Read more: http://www.dailymail.co.uk/news/article-1255483/Parents-anger-class-seven-year-olds-shown-graphic-sex-cartoon-school.html#ixzz0hFhY8GJM
And...
'Extra Small' Condoms for 12-Year-Old Boys Go on Sale
Thursday, March 04, 2010
"A leading condom manufacturer in Switzerland has created extra-small condoms for boys as young as 12 years old, the U.K.’s Daily Telegraph reported."
I realize that the gist of these 'stories' is, unfortunately, not news, although it may retain the power to shock. And my purpose is not to bring further discouragement to an already oppressive social culture.
But, really, what does it say when such flagrant and devastating attacks on childhood come so thick and fast?
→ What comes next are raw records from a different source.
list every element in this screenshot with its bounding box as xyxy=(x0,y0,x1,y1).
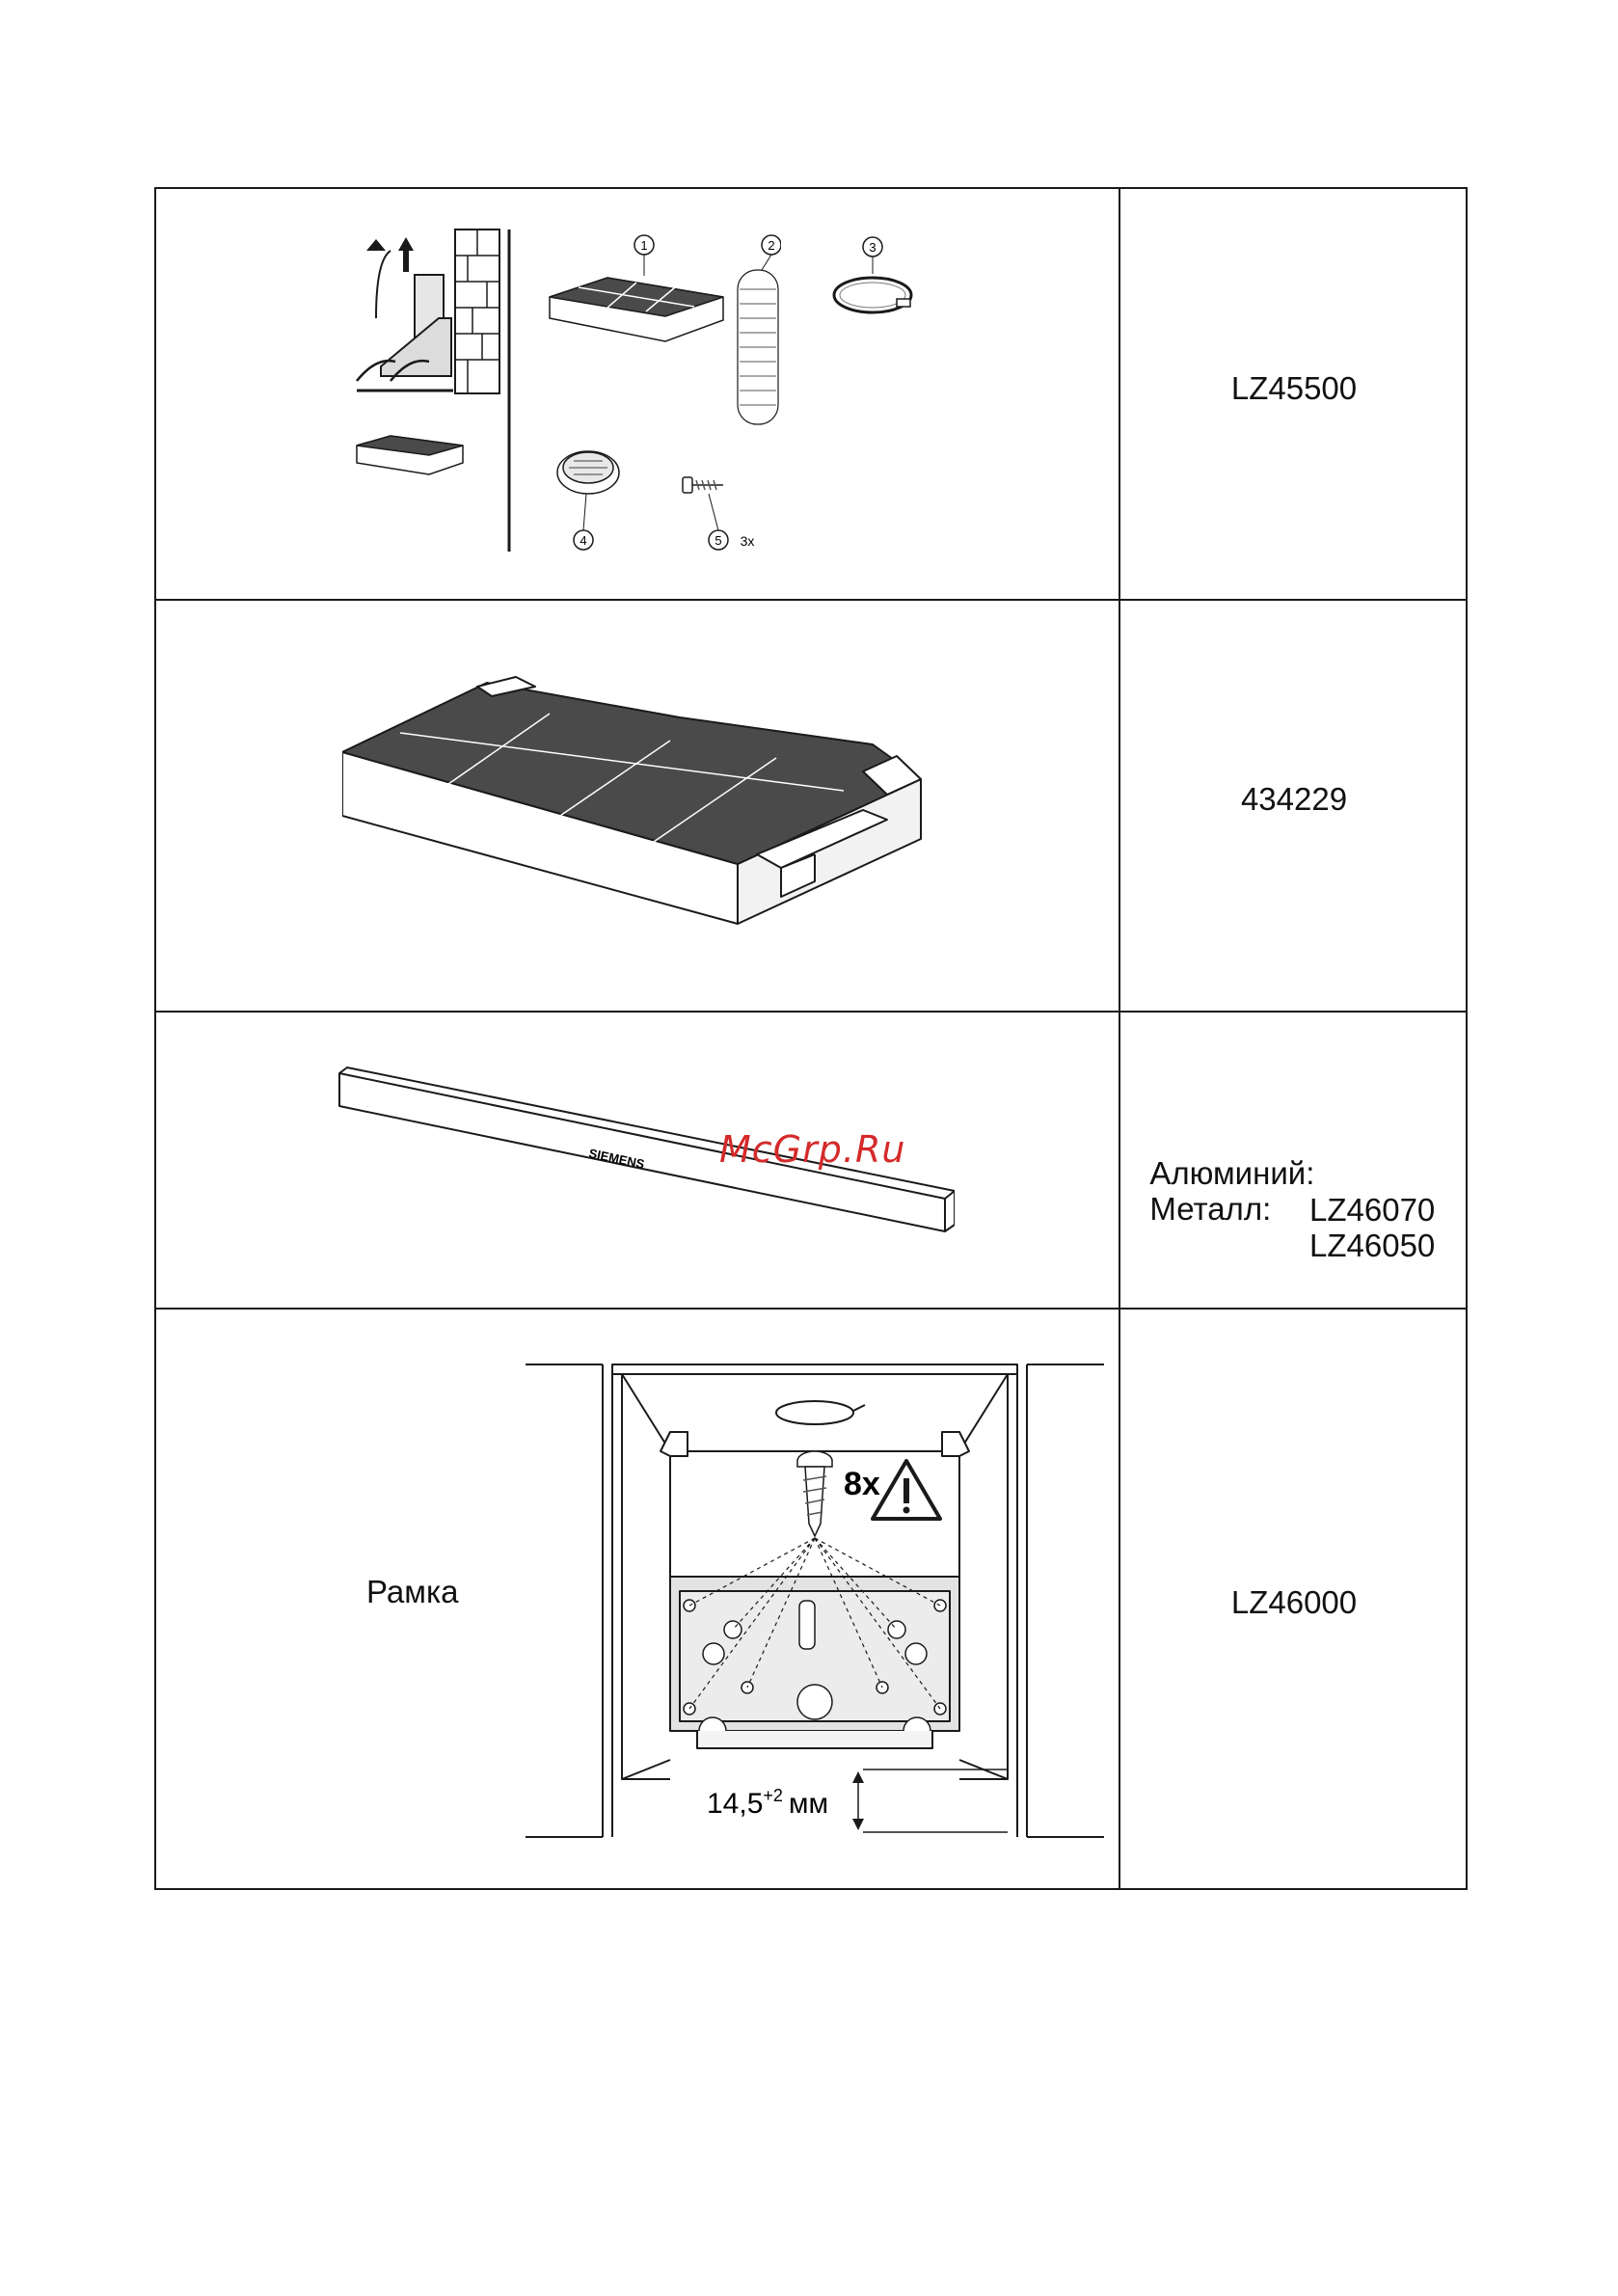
part-5-quantity: 3x xyxy=(740,533,755,549)
dimension-unit: мм xyxy=(788,1788,829,1820)
dimension-tolerance: +2 xyxy=(763,1786,783,1805)
warning-icon xyxy=(873,1461,940,1519)
row-divider xyxy=(154,1308,1468,1310)
frame-label: Рамка xyxy=(366,1574,459,1609)
part-4-number: 4 xyxy=(580,533,587,548)
recirculation-kit-illustration xyxy=(337,222,781,569)
row-divider xyxy=(154,1011,1468,1013)
hose-clamp-illustration xyxy=(820,231,935,328)
material-label: Алюминий: xyxy=(1149,1155,1315,1191)
screw-count: 8x xyxy=(844,1466,880,1502)
flexible-duct xyxy=(738,270,778,424)
screw-icon xyxy=(683,477,723,493)
product-code-lz45500: LZ45500 xyxy=(1230,370,1358,406)
part-1-number: 1 xyxy=(640,238,648,253)
dimension-label xyxy=(707,1786,828,1820)
dimension-value: 14,5 xyxy=(707,1788,764,1820)
material-code: LZ46070 xyxy=(1309,1192,1436,1228)
material-code: LZ46050 xyxy=(1309,1228,1436,1263)
material-label: Металл: xyxy=(1149,1191,1272,1227)
arrow-up-icon xyxy=(366,239,386,251)
watermark: McGrp.Ru xyxy=(719,1128,906,1171)
frame-installation-illustration xyxy=(526,1326,1104,1847)
carbon-filter xyxy=(550,278,723,341)
part-2-number: 2 xyxy=(768,238,775,253)
column-divider xyxy=(1119,187,1120,1890)
dimension-arrow-icon xyxy=(852,1771,864,1783)
arrow-up-icon xyxy=(398,237,414,251)
air-outlet-grille xyxy=(557,451,619,494)
part-3-number: 3 xyxy=(869,240,876,255)
filter-small xyxy=(357,436,463,474)
brand-logo: SIEMENS xyxy=(587,1146,646,1172)
dimension-arrow-icon xyxy=(852,1819,864,1830)
hood-schematic xyxy=(357,230,509,552)
part-5-number: 5 xyxy=(715,533,722,548)
product-code-lz46000: LZ46000 xyxy=(1230,1584,1358,1620)
screw-icon xyxy=(797,1451,832,1536)
row-divider xyxy=(154,599,1468,601)
carbon-filter-illustration xyxy=(342,675,940,926)
product-code-434229: 434229 xyxy=(1240,781,1348,817)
That children are not valued? That government continues to usurp the province of parents? That businesses who can profit from the exploitation of the next
generation(s) have no scruples about doing so? That the next generation(s) have less and less probability of understanding or experiencing normal, nurturing human relationships? That the "Traditional Family," which--like it or not--is essential to stable societies is under attack like never before?
Of course--all this and more.
But I think there may well be a scarier component...the one that has to do with "hearts and minds": call it The Outrage Threshold...or, as Dr. Dobson has described it, the "doctrine of limited tears." It's the notion that there is a point beyond which the human emotions of alarm, anger, revulsion, shock, and despair no longer register--because the onslaught has been too great, for too long, and the desensitization seems irreversible.
This is the point at which, I would argue, we become less human; certainly less humane.
I'm not branching off into the logical-extension Big Issues here, the sanctity of human life at all ages, in all conditions, etc. It's enough to point out that the situation grows breathtakingly more dire, that we dare not lose our capacity to care and, most of all, that Jesus alone has the power to overcome and transform. And He does so one life at a time. If that doesn't prove the value of a single human life, I don't know what does.